Everything's going to be okay
Today I happened to be in the neighborhood -- no, really -- and stopped by my old clinic to drop off some flyers for RESOLVE of New England. (Their annual conference is coming up in a few weeks, and if you're within driving distance and at all interested, it sounds really good. The keynote speaker is none other than Stirrup Queens' Mel, "one of the founders of an infertility blogger revolution," and she has personally guaranteed me that as befits her standing as a founding mother, she'll be speaking in full Colonial regalia. "Undergarments were not changed daily," I am warned by a site describing period dress; "standards of cleanliness were very different from today, and bathing was typically done once a week at most and even less often in the winter." So approach her at your own risk, but know that she gives excellent, if aromatic, hugs.)
Anyway, although I'd had many occasions to be in the same building since, I hadn't actually crossed the threshold in three years, when I went there for monitoring during the IVF cycle that resulted in Ben. Although my maternal/fetal medicine doctors are in the same building and on the same floor, I always gave the office a wide berth. I don't know exactly what I was afraid of -- probably the pounding heart, sweaty palms, and rising gorge I'd experienced pretty much every other time -- but I am pleased to report that I boldly stepped in, deposited my literature, and left without incident. I did not turn to stone. I did not burst into flame. And despite how very, very tempting it was, I didn't totally fucking waste $8,000, not even a little.
I've heard it said that people who've had children after infertility just can't get it anymore. I think there's some justification to that criticism. (For criticism is generally the form it takes -- understandably, since it's often in regard to an infertile-turned-belly-rubber-turned-take-my-child-please-r who nevertheless insists that she knows how you're feeling. Ohhh, I think you don't.)
I mean, I can stand there at the desk and tell the receptionist who I am, just like I did this morning, and I can, without thinking, check the place where I used to sit to see if it's already occupied, and I can know that this is a place where I do not get good news. And I expect a rush of fight-or-flight, all of this like it was years ago, but this morning it. Never. Came. Even standing there on the threshold, I am just not there anymore.
And this is a good thing, right? It's where we all want to be. I haven't exactly forgotten, nor have I stopped caring. It's just that I've stopped hurting for myself. It was the strangest damn thing to leave that office happy, lighter than I was when I came.

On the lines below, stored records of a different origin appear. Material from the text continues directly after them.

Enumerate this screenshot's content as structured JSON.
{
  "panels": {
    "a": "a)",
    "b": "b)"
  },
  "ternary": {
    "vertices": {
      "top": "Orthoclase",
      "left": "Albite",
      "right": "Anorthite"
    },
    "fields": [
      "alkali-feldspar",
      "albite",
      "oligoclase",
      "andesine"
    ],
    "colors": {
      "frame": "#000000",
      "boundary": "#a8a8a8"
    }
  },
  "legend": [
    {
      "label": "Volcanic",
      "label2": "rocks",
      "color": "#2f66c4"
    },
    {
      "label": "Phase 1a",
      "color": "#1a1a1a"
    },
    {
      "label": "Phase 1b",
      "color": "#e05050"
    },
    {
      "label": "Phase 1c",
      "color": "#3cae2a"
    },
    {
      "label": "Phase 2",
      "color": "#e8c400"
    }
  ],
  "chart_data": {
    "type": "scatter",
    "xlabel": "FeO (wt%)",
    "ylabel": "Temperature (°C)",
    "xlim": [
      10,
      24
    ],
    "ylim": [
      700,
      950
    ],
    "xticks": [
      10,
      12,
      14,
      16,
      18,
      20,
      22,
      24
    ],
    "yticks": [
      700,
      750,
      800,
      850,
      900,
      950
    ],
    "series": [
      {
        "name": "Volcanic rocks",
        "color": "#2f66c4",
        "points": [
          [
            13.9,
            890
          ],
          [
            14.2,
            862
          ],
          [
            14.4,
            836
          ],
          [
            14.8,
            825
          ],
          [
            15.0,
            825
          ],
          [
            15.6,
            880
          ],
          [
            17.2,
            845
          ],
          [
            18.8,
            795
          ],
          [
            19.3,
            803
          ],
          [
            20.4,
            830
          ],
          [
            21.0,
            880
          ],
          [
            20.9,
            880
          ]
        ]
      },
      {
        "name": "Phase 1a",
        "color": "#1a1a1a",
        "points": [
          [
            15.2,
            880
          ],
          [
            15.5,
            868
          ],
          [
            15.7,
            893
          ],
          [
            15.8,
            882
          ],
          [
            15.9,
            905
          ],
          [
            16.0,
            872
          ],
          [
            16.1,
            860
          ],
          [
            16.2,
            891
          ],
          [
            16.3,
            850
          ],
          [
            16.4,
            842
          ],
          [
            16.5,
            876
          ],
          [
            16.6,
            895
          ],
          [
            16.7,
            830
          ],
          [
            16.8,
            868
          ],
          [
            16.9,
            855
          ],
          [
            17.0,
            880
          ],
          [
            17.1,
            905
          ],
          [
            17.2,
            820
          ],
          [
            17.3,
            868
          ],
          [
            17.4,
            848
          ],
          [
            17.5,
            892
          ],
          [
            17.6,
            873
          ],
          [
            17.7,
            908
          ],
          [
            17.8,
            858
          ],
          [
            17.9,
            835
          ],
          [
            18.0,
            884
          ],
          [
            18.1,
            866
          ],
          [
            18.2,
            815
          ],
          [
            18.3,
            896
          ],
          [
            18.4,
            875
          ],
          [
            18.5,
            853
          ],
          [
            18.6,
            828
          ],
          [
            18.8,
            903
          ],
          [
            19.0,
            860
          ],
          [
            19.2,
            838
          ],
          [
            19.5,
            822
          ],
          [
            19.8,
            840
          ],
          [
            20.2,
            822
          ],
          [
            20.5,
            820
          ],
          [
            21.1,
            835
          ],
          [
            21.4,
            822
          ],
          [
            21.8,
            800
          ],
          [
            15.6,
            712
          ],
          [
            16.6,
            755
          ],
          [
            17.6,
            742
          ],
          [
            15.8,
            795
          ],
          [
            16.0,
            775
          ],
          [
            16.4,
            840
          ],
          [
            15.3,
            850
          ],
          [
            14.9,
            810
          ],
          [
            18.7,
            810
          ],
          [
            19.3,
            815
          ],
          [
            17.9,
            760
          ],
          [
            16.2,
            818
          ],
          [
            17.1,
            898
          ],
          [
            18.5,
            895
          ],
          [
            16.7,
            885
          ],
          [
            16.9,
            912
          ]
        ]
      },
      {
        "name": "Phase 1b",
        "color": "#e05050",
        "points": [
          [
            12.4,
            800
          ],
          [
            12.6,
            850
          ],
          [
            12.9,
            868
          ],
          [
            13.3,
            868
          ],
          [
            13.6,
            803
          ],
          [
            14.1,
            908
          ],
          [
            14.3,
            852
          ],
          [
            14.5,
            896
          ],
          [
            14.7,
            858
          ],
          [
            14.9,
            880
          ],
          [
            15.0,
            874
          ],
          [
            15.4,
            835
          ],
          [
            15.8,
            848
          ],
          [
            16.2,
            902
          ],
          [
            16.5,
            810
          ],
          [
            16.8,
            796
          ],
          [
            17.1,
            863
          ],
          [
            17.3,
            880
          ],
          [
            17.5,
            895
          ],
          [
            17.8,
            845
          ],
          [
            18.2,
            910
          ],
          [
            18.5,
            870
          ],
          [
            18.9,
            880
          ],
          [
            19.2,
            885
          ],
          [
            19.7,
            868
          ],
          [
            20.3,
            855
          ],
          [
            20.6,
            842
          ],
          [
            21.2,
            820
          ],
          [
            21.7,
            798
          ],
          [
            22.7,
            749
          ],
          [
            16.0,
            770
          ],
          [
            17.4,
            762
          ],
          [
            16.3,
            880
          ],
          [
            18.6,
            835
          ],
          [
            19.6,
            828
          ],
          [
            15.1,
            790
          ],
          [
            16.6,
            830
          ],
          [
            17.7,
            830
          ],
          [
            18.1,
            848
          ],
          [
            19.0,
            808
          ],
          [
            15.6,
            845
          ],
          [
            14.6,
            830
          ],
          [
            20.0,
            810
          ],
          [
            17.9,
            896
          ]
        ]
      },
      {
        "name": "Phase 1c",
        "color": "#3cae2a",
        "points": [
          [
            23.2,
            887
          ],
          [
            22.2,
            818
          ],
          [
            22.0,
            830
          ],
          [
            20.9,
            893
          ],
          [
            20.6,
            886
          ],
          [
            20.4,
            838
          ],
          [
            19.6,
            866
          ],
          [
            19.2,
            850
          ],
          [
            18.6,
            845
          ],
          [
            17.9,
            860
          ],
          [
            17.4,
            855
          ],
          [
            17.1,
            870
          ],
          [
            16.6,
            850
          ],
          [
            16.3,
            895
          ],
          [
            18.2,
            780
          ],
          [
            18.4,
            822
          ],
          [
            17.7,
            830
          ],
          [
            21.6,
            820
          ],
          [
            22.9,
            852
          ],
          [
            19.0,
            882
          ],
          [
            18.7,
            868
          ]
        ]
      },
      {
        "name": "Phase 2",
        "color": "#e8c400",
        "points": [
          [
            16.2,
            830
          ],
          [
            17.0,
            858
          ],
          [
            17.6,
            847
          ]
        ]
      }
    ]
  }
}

I was in the neighborhood, as I said, because I was visiting the Children's Specialty Center, which is around the corner from the clinic, right across from maternal/fetal medicine. (I highly recommend keeping all your trauma neatly contained in one building. Saves a great deal of time. You can schedule your freakouts in clusters.) As part of some volunteer work I'm doing, I was meeting a young woman and her baby there for their post-NICU followup appointment.
The baby was born prematurely and is now three weeks adjusted. He reminds me so much of Charlie at that age -- the skinny body, the fuzzy round head, the angry old man expressions, the tiny foot sticking out from the blankets, covered and recovered but always re-emerging. You can tell just by looking that he needs. But like any baby born so early, it's impossible to tell at this age how he'll eventually do.
A lot of that depends on his mother. I don't want to say much, because it's not my story to tell. I'll simply say that in the face of significant challenges, she is on top of things. She can list his medications without hesitation. She handles him with confidence and affection. She speaks to his doctors without even a particle of diffidence. She loves her boy and is already a fantastic advocate for him. Impossible to tell just yet, of course, but I think he will be all right.
Of course I can't watch a baby of Charlie's gestation be tended by Charlie's doctors without feeling mildly reflective. "You look familiar," said the nurse, cocking her head. "Aren't you Charlie's mom?" said the doctor. (I choose to believe we were memorable for our excellent parenting, and not for my obvious crazy.) They asked me how he's doing.
And he is doing just fine.
A touch of asthma, I told them. Maybe low muscle tone. But fine.
I was thinking of all your comments about Charlie's kindergarten situation. Although I appreciated them all, even those that made me say, "No, no, no, wait, maybe I didn't explain it right," the ones that had the greatest impact were the ones that basically said, "Everything's going to be okay."
That's not to say there's no work to do, or that we aren't going to take the problem seriously. But I'm coming to the belief that we need not take it too seriously. Sitting in that office today, spending time with a mother and baby who are just at the very beginning of all this with so much still unknown, talking to the doctors about, my God, my gorgeous boy, what it all boiled down to was, "Shut up for one fucking second, take a look around you, know how lucky you are, and have the grace to act accordingly."